The National Broadband Plan viewed the transition to all-IP networks as a critical step to nationwide broadband deployment.

The National Broadband Plan viewed the transition to all-IP networks as a critical step to nationwide broadband deployment. Local wireline networks have lagged in this transition. In its “Petition to Launch A Proceeding Concerning the TDM-to-IP Transition” filed on November 7, 2012, AT&T requests the FCC grant local exchange carriers the option to conduct “trial runs of the transition to next-generation services, including the retirement of . . . [TDM] facilities and offerings and their replacement with IP-based alternatives.” AT&T is looking to eliminate regulations it believes impede this transition or extend legacy telecom regulation to the all-IP services environment. On the same date, AT&T announced “Project Velocity IP”, a series of multi-billion dollar investments intended to deliver broadband (either wireline or wireless) to all customers served by its legacy local telephone networks.
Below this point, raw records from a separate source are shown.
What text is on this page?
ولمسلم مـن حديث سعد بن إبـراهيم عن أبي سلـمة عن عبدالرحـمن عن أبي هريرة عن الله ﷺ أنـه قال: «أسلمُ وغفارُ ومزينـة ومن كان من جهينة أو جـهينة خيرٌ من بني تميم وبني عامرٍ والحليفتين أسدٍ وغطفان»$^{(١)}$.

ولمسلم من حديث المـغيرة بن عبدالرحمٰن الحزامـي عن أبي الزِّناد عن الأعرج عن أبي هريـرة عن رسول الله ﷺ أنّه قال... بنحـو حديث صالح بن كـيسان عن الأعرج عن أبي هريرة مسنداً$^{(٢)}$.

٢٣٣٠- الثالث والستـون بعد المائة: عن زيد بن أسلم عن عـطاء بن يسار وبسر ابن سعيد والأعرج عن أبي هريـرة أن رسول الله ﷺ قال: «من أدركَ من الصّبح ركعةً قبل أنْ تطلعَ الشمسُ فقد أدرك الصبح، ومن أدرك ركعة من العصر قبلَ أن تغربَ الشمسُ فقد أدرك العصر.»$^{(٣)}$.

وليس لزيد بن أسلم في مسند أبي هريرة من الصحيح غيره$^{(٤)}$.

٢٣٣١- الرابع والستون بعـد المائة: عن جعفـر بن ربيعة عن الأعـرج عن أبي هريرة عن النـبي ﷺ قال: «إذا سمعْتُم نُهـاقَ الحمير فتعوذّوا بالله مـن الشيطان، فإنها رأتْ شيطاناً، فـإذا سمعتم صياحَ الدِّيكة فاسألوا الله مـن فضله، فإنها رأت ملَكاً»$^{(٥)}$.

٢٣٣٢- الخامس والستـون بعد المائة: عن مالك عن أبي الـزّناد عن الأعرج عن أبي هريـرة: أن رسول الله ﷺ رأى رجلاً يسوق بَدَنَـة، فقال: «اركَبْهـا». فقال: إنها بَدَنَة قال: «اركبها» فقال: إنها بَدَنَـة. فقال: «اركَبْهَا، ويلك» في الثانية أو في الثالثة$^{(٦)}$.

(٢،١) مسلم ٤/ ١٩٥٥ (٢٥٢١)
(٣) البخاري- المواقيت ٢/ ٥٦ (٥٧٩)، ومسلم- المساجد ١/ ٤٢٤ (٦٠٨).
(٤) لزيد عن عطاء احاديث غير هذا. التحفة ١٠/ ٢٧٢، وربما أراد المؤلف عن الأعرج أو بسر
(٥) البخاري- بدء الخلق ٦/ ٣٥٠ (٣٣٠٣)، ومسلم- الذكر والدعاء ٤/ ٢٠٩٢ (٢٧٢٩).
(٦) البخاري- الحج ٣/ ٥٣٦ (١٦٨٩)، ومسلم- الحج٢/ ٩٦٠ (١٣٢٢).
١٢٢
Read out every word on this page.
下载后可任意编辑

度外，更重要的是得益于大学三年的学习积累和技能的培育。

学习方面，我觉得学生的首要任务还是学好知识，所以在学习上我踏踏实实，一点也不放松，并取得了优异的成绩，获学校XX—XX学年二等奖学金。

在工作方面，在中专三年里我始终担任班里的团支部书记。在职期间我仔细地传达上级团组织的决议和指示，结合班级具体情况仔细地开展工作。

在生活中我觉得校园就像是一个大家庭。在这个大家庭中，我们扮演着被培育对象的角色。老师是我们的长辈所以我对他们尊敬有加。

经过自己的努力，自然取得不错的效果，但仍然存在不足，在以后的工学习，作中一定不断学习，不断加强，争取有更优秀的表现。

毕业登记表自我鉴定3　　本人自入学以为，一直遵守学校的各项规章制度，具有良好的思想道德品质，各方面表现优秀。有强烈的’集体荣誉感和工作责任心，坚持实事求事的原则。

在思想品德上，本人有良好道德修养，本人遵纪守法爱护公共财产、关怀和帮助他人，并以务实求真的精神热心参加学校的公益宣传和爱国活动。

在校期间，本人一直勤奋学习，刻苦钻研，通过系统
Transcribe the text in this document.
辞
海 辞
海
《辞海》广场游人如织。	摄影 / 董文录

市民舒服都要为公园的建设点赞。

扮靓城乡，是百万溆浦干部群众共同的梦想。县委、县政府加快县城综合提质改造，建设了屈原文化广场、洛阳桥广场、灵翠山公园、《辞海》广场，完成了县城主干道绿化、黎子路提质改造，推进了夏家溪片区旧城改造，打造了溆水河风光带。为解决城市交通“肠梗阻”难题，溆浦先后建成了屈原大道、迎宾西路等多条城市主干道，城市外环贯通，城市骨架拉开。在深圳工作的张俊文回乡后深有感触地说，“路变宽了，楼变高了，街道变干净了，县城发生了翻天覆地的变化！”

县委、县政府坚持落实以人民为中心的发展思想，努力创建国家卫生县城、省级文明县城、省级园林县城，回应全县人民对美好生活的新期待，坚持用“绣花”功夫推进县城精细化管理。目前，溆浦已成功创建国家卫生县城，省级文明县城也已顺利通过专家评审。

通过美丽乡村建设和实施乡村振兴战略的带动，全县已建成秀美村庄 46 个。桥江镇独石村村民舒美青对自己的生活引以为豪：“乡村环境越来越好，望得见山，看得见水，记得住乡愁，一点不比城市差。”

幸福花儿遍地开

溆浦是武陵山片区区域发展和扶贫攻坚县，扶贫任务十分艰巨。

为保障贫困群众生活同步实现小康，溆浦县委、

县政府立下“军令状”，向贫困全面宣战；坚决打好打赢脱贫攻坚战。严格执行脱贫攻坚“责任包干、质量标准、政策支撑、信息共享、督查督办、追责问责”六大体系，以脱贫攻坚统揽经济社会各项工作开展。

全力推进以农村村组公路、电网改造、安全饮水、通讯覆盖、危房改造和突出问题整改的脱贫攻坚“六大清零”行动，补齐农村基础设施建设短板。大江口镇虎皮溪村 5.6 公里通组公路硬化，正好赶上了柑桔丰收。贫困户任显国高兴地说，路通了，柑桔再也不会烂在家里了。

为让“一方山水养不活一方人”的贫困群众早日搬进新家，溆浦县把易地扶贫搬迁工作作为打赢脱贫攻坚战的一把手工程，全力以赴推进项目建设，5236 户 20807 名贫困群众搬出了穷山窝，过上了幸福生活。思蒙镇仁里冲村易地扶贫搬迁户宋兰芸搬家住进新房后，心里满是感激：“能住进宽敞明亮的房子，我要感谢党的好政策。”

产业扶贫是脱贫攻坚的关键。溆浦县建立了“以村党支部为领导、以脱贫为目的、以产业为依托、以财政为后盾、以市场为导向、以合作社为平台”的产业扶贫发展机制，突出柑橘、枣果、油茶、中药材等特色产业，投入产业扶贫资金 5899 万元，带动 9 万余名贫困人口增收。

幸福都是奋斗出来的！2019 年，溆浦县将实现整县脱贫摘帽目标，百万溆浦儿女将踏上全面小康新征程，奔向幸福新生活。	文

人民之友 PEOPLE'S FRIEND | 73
In many respects, AT&T is looking for deregulation (classifying most, if not all, IP services as information services, not extending carrier interconnection obligations to IP services, etc.) and preemption of state regulation, including carrier of last resort (“COLR”) obligations. A more conservative proposal for regulatory flexibility to support the migration to all-IP networks for local exchange carriers was offered by the National Telecommunications Communications Association. The two petitions diverge on multiple points, including interconnection obligations of ILECs with regard to IP traffic.

Not surprisingly, most competitors to AT&T (for local and interexchange services) opposed multiple aspects of its proposal. The adverse impact of a rapid migration to an all-IP network on the Nation’s air traffic control network was highlighted by Harris Corporation. Verizon offered vigorous support for AT&T’s petition. A large corporate user group opposed AT&T’s deregulatory proposals, arguing that AT&T and other price cap ILECs remain dominant in the local exchange and access services markets. Sprint supported the more measured suggestions offered by NTCA.